Defensive Missile Program Non-Negotiable

Defensive Missile Program Non-Negotiable  Defensive Missile Program Non-Negotiable

Iran's Foreign Ministry denied a report by Reuters claiming that Tehran is open to talks over its missile activities, stressing that the program is for defense purposes only and non-negotiable.

"Iran has in all bilateral diplomatic meetings, including the recent visit of ... [Foreign Minister Mohammad Javad] Zarif to New York, emphasized that its defensive missile program is not negotiable," Foreign Ministry Spokesman Bahram Qasemi said on Friday, according to Iranian news agencies.

Earlier in the day, Reuters cited unidentified Iranian and western officials familiar with the alleged overtures as saying that Iran has suggested to six world powers that it may be open to talks about its ballistic missile arsenal, seeking to reduce tension over the disputed program.

Tehran has repeatedly vowed to continue building up its defensive missile capability and dismissed western criticism, with Washington contending that the Islamic Republic's stance violates the "spirit" of the 2015 nuclear deal.

Unfortunately, for the US, the nuclear deal is not demarcated on the lines of body and spirit, and solely outlines the technical obligations of Iran and the commitments of other signatories.

Nevertheless, the unnamed sources claimed that given US President Donald Trump's threats to ditch the deal reached under his predecessor Barack Obama, Tehran had approached the powers recently about possible talks on some "dimensions" of its missile program.

"During their meeting on the sidelines of the UN General Assembly last month, Iran told members of the [world powers] that it could discuss the missile program to remove concerns," an Iranian source with knowledge of the meeting purportedly told Reuters on condition of anonymity. A former US Defense Department official said Iran's overtures had reached Washington in recent weeks.

"Iran has put feelers out saying it is willing to discuss its ballistic missile program and is using contacts ... officials who were 'holdovers' from the Obama administration," the former official claimed.

Iran's reported approach came after Trump called the nuclear accord "an embarrassment" and "the worst deal ever negotiated". He is expected to announce soon that he will decertify the deal, a senior US administration official said on Thursday.

The other five powers are Britain, France, Germany, Russia and China, all of whom have reaffirmed commitment to the deal.

Zarif met his counterparts from the six powers, including US Secretary of State Rex Tillerson for the first time, on the fringes of the UN gathering on Sept. 20.
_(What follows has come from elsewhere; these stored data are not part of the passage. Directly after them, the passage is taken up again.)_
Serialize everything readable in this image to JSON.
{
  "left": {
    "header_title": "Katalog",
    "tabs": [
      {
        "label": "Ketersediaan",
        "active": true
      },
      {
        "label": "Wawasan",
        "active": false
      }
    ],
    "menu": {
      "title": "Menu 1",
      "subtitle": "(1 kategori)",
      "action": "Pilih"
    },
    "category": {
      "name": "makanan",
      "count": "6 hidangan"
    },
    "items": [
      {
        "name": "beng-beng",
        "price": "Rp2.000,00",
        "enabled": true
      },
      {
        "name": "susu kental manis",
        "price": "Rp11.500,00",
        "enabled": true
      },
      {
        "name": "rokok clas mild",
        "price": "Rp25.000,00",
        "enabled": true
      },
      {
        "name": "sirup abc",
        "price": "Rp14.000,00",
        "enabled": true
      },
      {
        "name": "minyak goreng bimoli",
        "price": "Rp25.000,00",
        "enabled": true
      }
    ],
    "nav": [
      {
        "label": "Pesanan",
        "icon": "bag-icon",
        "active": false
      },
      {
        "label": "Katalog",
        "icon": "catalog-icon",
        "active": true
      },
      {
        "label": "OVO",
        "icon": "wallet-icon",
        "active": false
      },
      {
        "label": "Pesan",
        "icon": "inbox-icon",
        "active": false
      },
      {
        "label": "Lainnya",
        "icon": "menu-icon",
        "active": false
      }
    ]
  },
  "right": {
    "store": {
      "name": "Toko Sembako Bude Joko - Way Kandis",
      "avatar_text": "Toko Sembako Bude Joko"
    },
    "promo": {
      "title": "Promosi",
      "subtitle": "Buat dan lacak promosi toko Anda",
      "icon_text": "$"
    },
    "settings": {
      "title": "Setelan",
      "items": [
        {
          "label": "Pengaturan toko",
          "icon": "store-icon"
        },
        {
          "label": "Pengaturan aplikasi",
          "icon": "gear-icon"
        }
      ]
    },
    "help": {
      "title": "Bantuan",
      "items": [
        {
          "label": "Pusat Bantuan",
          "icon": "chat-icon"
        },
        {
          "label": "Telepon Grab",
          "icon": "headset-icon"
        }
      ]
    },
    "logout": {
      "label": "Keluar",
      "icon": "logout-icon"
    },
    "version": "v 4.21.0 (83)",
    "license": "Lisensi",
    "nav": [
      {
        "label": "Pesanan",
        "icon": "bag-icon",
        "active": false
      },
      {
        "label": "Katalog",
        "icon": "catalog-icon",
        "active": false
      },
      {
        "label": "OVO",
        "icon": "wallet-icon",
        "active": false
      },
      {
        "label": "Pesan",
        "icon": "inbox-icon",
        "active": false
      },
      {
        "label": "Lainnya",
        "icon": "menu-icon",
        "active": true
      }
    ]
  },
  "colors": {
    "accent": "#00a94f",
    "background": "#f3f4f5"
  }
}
"The Americans expressed their worries about Iran's missile capability and Zarif said in reply that the program could be discussed," the Iranian source purportedly told Reuters.

A US official with firsthand knowledge of dealings with the Islamic Republic said Zarif had been recycling offers that have been lying dormant on the table for some time.

Another Iranian official purportedly said Tehran would be willing to discuss long-range missiles.

A US official with extensive experience negotiating with Iran said "putting this out there publicly as Zarif has done puts pressure on the [Trump] administration."